Хотя советские и коминтерновские организации в основном работали сообща, за кулисами юбилейных торжеств 1927 года все-таки случались конфликты, причем любопытно, что некоторые делегаты оказались к ним причастны. Так, ВОКС и Коминтерн продолжили поединок, начавшийся за несколько лет до того с коминтерновской критики ориентации ВОКСа на интеллигенцию. С тех пор Каменевой удавалось успешно защищать воксовский курс; она включила ряд членов европейских обществ дружбы в состав участников торжеств в Москве в 1927 году и добилась своего, когда они приняли официальную резолюцию, одобрявшую сохранение и впредь «аполитичного и беспартийного» характера этих обществ{395}. Глава ВОКСа и ее приглашенные зарубежные друзья, таким образом, составили некий альянс для отпора Коминтерну.

Празднества 1927 года и вызванный ими самоанализ обозначили начало некоторых тенденций в системе приема гостей, которым предстояло окрепнуть в ближайшие годы.
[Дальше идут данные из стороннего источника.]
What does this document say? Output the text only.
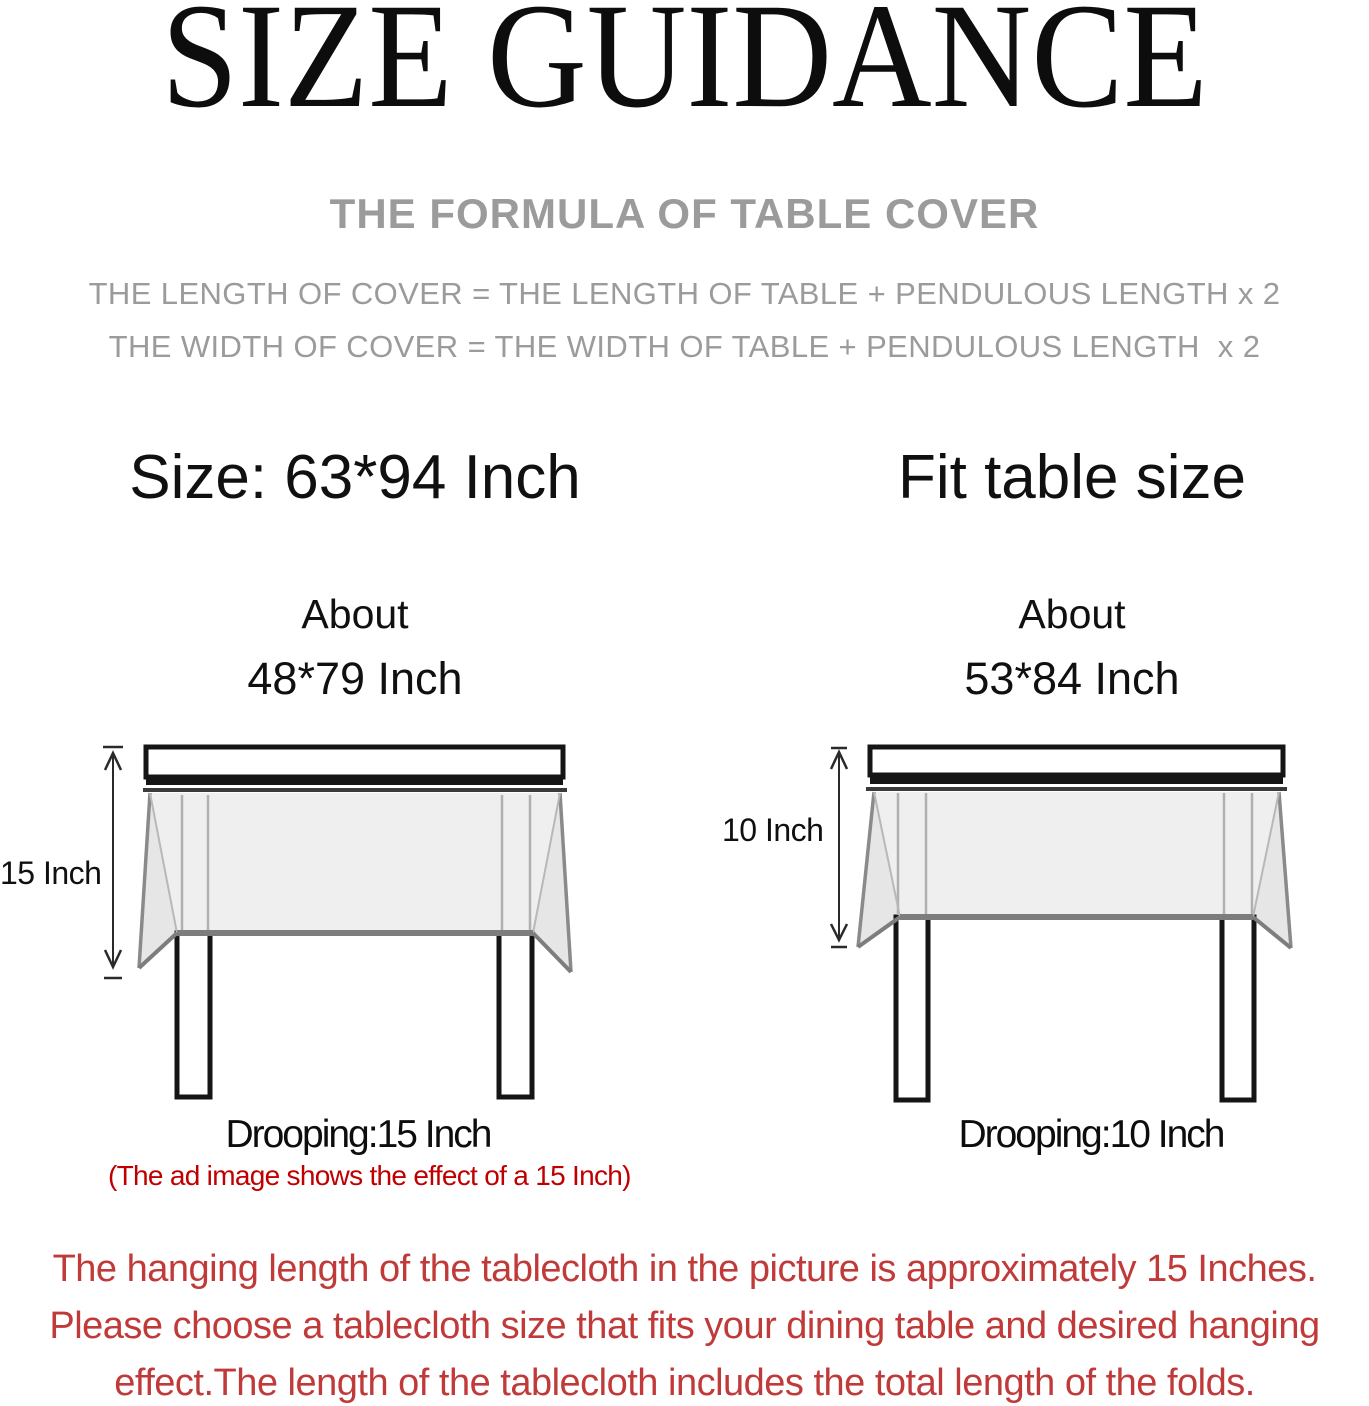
SIZE GUIDANCE
THE FORMULA OF TABLE COVER
THE LENGTH OF COVER = THE LENGTH OF TABLE + PENDULOUS LENGTH x 2
THE WIDTH OF COVER = THE WIDTH OF TABLE + PENDULOUS LENGTH  x 2
Size: 63*94 Inch	Fit table size
About	About
48*79 Inch	53*84 Inch
15 Inch
10 Inch
Drooping:15 Inch	Drooping:10 Inch
(The ad image shows the effect of a 15 Inch)
The hanging length of the tablecloth in the picture is approximately 15 Inches.
Please choose a tablecloth size that fits your dining table and desired hanging
effect.The length of the tablecloth includes the total length of the folds.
Во-первых, приглашение интеллектуалов вместе с другими делегациями гарантировало, что активность ВОКСа с его интересом к культурной стороне дела будет все теснее смыкаться с методом массовых пропагандистских кампаний: «увязывать» приглашения и содержание визитов, как формулировалось в одном программном докладе, с «актуальными политическими задачами момента»{396}. Если это оформлявшееся уподобление кампании диктовало увязку визитов со злободневными проблемами – такими, как паническое ожидание войны в 1927 году, – то параллельно возникавшая неприязнь к «бесполезным» иностранцам была порукой тому, что ВОКС станет уделять больше внимания влиятельным фигурам, потенциально способным воздействовать на общественное мнение. Акценты на злободневных политических целях и одновременно на зарубежных крупных фигурах во многом противоречили один другому, так как наиболее влиятельных интеллектуалов не так-то легко было вовлечь в пропагандистские кампании. Конфликт между кампанейством и маневренностью продолжал проявляться в последующие годы.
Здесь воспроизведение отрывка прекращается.